Les De Gaulle ne retourneront à Colombey qu’en 1946 pour y découvrir que les lieux ont été pillés par de nombreux visiteurs.

C’est à ce moment que le général décide d’y faire construire une tour octogonale qui prolongera la maison et abritera son bureau, et de s’y installer pour de bon avec Yvonne et Anne (décédée en 1948).

tour

On ne visite que le rez-de-chaussée de cette demeure qui est toujours la propriété de la famille De Gaulle. Les cris d’enfants laissent penser qu’elle est toujours une résidence familiale. Mais ces quelques pièces valent largement le détour. Dans le vestibule d’entrée, dans la salle à manger, les « ch’tis » retrouveront une quantité de souvenirs lillois où est né Charles et calaisiens où est née Yvonne Vendroux-De Gaulle. Ainsi une plaque émaillée de la rue Princesse, une collection de lampes de mineur…

Durant les onze années de présidence, les De Gaulle séjournent ici au moins un week-end sur deux. A sa démission en 1969, le général s’y installe définitivement jusqu’à son décès en 1970. Yvonne y vivra jusqu’en 1978. Mais c’est dans le salon et le bureau qu’on entre véritablement dans l’histoire.

Tous les puissants, toutes les têtes couronnées sont venues ici et ont leur photo dûment accrochée : le Shah d’Iran, Nasser, Hussein de Jordanie, Eisenhower, Churchill…. Ne reste qu’une seule survivante de cette époque : Élisabeth II !

adenauer

Un visiteur mérite une mention particulière : Konrad Adenauer.
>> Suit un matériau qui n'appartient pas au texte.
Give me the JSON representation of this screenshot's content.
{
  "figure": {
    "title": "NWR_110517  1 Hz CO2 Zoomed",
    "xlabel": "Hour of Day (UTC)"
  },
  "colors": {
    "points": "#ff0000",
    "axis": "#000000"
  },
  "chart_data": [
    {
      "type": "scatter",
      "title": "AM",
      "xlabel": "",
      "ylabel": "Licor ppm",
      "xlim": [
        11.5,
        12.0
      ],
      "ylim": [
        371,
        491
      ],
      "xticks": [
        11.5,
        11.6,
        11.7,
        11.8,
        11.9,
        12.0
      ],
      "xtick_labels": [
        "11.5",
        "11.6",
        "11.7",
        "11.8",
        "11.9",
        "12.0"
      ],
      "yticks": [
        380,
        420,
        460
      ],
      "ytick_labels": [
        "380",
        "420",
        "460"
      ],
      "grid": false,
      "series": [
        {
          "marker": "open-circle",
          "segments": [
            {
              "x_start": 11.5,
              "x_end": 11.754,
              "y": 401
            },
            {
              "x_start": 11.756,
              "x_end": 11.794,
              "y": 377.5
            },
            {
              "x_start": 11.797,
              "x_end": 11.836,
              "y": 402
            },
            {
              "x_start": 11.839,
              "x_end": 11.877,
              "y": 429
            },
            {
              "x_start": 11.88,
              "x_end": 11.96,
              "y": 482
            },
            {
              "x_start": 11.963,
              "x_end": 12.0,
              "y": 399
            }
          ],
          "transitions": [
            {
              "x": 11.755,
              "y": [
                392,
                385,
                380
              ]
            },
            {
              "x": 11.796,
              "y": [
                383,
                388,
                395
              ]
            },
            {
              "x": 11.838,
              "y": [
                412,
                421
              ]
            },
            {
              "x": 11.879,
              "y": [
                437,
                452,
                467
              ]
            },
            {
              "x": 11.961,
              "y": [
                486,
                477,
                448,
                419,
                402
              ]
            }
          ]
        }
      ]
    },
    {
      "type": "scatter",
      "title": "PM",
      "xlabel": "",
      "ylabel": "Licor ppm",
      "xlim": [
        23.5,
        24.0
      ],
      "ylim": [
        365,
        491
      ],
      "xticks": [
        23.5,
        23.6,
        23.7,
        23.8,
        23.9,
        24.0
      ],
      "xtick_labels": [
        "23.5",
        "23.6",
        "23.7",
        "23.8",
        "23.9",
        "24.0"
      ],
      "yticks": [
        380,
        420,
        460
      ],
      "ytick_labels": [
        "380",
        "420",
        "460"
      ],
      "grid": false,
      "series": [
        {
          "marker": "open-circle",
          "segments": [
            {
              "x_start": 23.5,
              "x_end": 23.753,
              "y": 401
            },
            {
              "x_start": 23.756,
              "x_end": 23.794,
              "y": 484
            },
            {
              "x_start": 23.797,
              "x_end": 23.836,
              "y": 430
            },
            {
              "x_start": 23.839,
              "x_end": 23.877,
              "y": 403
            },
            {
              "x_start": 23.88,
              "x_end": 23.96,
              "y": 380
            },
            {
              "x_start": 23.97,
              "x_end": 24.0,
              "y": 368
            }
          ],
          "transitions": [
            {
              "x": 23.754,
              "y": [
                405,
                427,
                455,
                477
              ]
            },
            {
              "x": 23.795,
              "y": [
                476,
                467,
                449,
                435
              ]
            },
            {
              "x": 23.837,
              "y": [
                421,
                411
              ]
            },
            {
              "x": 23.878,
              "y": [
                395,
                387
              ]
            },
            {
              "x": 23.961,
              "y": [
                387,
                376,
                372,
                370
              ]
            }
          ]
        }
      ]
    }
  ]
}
Le chancelier, en place à Bonn depuis déjà neuf ans rend une visite à celui qui n’est encore que président du conseil, le 15 septembre 1958. La petite histoire prétend que le chancelier et son chauffeur arrivent en retard au rendez-vous : ils avaient fait une première halte à Colombey-les-Belles, en Meurthe-et-Moselle… Mais c’est néanmoins à ce moment que se mettent en place l’entente franco-allemande et les prémices de l’union européenne ! Raisons pour lesquelles le chancelier passera la nuit sur place…

On peut observer entre autres une monumentale boîte à cigares offerte par Fidel Castro et la table de bridge à partir de laquelle le général regardait la télévision ou écoutait la radio, et sur laquelle il s‘est affaissé, victime d’une rupture d’anévrisme le 9 novembre 1970.

On entre religieusement dans le bureau contigu qui ouvre sur les coteaux de champagne et la plaine lorraine. Petite pièce octogonale, confortable mais sans plus, propice au travail et à la réflexion, d’où ont été écrites tant de pages de notre histoire.